Turkish Stuffed Aubergines (Karniyarik) - Ramadan Recipes
18:00makes 5 stuffed aubergines
5 aubergines, small to medium
1 tbsp olive oil
1 onion, chopped
1 garlic clove, chopped
400 gr minced beef
1 tbsp pine nuts
salt
black pepper
1 tsp coriander
1/4 tsp saffron powder
1 tsp red paprika powder
1 tbsp tomato paste
grated cheese
handful chopped fresh parsley
pot oil for frying
Instructions
1. Using a potato peeler, peel strips of the eggplant peel off in a striped pattern. In each eggplant, cut a deep split lengthways without cutting through to the skin on the opposite side and leaving 1/2″-13 mm- uncut at either end. Fry in large pot oil for about 3-4 minutes or until softened. Place on paper towel lined plate.

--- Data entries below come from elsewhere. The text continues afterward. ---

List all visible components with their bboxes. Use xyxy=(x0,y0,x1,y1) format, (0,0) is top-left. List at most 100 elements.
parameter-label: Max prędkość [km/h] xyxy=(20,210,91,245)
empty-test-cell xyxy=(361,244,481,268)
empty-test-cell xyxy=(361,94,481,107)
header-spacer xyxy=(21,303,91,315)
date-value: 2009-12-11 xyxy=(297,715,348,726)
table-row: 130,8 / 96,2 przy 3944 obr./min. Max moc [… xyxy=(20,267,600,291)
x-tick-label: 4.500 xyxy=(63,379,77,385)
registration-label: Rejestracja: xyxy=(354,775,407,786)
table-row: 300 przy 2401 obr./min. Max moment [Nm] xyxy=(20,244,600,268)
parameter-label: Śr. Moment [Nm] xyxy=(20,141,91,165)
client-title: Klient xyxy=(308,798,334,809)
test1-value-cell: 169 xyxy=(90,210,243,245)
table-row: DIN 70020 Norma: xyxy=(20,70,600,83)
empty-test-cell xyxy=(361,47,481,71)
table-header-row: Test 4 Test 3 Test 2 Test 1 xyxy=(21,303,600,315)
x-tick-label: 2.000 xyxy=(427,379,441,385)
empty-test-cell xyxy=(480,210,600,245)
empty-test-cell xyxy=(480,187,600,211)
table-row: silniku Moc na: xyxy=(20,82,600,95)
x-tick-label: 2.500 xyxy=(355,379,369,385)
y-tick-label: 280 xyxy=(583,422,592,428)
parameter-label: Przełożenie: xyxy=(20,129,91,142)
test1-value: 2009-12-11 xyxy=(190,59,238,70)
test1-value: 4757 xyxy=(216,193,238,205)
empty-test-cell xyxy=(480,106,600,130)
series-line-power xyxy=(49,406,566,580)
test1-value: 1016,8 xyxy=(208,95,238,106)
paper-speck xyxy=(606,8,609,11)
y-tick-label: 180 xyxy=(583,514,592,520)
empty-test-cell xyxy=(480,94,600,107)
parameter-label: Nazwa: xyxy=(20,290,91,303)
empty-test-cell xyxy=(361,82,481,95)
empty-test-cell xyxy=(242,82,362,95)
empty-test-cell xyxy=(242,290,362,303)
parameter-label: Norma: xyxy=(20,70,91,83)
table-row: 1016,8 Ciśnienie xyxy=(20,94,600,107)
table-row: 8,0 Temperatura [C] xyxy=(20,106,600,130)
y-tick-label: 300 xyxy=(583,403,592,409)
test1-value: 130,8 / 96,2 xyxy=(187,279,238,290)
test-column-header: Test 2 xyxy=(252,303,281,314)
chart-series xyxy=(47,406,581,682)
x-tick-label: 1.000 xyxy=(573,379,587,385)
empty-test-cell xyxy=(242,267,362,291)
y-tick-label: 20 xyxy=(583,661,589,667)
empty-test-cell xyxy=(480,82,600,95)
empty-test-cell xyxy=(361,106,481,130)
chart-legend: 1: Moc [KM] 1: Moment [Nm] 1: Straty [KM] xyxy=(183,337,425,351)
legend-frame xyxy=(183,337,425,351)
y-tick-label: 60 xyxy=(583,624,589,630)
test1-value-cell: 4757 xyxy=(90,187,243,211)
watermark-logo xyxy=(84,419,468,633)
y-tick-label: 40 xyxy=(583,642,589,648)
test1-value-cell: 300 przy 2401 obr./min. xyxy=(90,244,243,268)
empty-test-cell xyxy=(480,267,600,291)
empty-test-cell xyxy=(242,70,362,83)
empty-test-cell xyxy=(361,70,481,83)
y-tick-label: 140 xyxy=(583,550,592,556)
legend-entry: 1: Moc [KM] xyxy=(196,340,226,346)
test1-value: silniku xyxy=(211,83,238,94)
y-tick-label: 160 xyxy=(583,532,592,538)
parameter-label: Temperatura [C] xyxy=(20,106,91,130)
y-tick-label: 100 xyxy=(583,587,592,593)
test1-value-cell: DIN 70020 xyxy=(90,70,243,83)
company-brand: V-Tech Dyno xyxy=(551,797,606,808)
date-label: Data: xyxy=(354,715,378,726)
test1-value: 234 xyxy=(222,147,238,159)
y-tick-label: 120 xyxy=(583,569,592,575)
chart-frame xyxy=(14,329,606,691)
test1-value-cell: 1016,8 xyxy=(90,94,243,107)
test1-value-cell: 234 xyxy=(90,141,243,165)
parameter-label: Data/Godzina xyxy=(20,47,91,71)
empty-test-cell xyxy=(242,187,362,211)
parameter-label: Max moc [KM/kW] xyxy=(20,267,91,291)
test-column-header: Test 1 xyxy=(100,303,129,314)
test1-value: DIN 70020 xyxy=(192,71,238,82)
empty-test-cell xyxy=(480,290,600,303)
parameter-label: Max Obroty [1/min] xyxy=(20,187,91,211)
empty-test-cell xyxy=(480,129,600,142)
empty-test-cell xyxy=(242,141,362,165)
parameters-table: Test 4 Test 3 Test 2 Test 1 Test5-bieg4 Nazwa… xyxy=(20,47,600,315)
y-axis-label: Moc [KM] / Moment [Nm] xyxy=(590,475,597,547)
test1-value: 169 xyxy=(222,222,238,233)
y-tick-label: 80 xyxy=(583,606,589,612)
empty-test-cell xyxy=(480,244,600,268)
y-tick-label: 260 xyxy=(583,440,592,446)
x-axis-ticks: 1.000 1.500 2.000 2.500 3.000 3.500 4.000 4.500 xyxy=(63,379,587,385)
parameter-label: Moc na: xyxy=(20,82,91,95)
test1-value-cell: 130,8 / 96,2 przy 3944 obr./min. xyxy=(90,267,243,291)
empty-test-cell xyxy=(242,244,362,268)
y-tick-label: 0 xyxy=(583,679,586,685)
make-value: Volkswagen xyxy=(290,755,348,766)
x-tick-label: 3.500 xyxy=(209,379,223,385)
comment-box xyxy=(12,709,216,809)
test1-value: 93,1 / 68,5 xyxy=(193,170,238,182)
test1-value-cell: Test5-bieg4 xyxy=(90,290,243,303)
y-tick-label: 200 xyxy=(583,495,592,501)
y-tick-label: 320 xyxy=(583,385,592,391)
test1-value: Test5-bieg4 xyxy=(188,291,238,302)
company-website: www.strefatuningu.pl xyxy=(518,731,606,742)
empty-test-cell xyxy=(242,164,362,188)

2. In a skillet, heat 1 tbsp olive oil. sauté the onions and garlic until soft. Add the ground lamb and cook until all the moisture is absorbed. Add the pine nuts, spices, sat and tomato paste, mix well. Continue cooking for a further couple of minutes. Remove from the heat.
3. Preheat your oven to 200C(392F).
4. Place the eggplant into a ovenproof dish or a baking tray. Spoon the filling into the splits. Top with grated cheese. Bake in preheated oven for about 10 minutes. Season with chopped parsley.